Obama could have, should have and would have done. For now, the short
version is enough: America and the world failed because they didn’t do
what Barack Obama told them to do. For seven years, he has been
instructing everyone on the “right thing to do.” If Mr. Obama seems down
these days, it is because so many—from John Boehnerto Vladimir Putin to the man in the street—persisted in doing the wrong thing.
Iran’s ayatollahs got the Obama message, though, and that deal is the legacy.
The
other half of the non-domestic legacy is supposed to be climate change.
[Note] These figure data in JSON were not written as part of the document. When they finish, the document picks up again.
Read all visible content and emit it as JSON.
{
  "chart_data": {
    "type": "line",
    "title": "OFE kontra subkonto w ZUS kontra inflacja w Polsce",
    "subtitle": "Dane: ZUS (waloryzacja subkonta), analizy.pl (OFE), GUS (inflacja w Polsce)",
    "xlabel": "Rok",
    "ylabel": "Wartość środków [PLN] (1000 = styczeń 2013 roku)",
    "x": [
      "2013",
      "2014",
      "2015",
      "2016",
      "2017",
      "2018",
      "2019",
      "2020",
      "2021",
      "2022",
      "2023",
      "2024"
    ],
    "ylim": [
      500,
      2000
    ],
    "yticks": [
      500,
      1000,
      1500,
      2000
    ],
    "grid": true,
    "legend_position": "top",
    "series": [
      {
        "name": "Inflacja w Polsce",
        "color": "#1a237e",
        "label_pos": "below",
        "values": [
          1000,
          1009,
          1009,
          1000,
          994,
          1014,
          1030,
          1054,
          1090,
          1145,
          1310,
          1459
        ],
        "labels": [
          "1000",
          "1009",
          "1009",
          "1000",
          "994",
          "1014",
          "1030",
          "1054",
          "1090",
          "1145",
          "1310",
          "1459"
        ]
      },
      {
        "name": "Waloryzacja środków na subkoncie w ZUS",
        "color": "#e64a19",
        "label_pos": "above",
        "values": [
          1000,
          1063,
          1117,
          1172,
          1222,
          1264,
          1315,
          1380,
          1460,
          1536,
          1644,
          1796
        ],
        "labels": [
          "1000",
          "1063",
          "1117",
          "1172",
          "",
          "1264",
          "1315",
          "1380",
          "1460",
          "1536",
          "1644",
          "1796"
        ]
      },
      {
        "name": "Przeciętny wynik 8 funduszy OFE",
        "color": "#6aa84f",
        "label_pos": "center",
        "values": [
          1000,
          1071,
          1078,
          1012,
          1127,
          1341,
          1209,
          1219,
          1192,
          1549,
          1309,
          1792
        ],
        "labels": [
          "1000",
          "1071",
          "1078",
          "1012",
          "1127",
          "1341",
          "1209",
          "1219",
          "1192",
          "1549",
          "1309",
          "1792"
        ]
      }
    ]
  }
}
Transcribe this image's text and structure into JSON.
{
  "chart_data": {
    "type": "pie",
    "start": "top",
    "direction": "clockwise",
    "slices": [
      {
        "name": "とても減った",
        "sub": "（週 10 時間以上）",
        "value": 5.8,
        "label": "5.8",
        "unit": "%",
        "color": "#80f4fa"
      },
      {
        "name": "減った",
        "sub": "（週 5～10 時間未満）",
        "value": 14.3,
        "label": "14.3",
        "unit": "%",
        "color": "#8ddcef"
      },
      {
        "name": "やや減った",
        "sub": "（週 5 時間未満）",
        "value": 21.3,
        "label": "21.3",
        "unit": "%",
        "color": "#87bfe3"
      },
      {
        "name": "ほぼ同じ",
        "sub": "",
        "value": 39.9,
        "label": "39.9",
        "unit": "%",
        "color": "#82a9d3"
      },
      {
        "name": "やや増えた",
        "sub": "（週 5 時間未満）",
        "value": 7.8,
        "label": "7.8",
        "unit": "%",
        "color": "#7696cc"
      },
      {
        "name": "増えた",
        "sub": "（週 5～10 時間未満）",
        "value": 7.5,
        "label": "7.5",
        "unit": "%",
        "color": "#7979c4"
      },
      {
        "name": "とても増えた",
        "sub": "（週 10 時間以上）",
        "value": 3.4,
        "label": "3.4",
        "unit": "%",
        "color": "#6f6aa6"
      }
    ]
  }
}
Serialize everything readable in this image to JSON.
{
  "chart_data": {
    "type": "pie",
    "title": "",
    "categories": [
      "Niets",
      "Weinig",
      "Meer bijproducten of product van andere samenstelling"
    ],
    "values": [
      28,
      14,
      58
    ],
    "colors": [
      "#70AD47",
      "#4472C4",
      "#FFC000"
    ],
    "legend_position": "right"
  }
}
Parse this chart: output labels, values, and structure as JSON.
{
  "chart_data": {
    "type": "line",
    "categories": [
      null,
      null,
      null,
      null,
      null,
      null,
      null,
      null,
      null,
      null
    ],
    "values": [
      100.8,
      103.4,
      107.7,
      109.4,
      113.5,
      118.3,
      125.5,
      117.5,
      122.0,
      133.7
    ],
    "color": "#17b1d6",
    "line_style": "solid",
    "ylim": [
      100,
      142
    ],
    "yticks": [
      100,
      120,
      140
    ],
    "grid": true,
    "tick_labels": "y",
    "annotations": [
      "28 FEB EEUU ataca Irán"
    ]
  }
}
His appearance in Paris this week was Mr. Obama’s last turn on the big
global stage, barring a national crisis. Anyone watching the angular
figure of the American president making nonstop pleas at the Paris
climate summit this week had to be struck by a sense of what the French
would call tristesse, a melancholy, even pathetic sadness.
He
alone in Paris seemed to take seriously the notion that the climate
windmills can be reset to less than 2 degrees Celsius above
“preindustrial levels.” In the last of many public apologies for the
U.S., Mr. Obama confessed that his own nation is a grievous “emitter.”
Liberals
think the right is gloating at Mr. Obama’s end-of-term difficulties. No
one is gloating. The nation is either furious (the right) or depressed
(the left) at eight wasted, wheel-spinning years whose main achievement
is ObamaCare—a morass.
Mr.
Obama will go off to do something else, but he leaves behind a country
littered with public and private institutions in disrepute. Whatever the
cumulative causes for this, a president bears responsibility for
maintaining some bedrock level of respect for institutions that are the
necessary machinery of the nation’s daily life.
Instead, Mr. Obama spent much of his presidency vilifying the private sector—banks, insurers, energy producers and utilities.
The
public’s low opinion of Congress is well known, but consider: The Pew
study reports the favorable rating for the Department of Justice is just
46%. That not half the country respects something called the Justice
Department is a travesty.
Mr.
Obama has repeatedly mocked institutions he didn’t control and abused
the powers of those he did. Almost always, the ridicule and
condescension came in front of cheering audiences. It’s hardly a
surprise that Donald Trump is exploiting and expanding the loss of
public faith. Mr. Obama spent seven years softening up Mr. Trump’s
audiences for him.
We may get a third Obama term after all.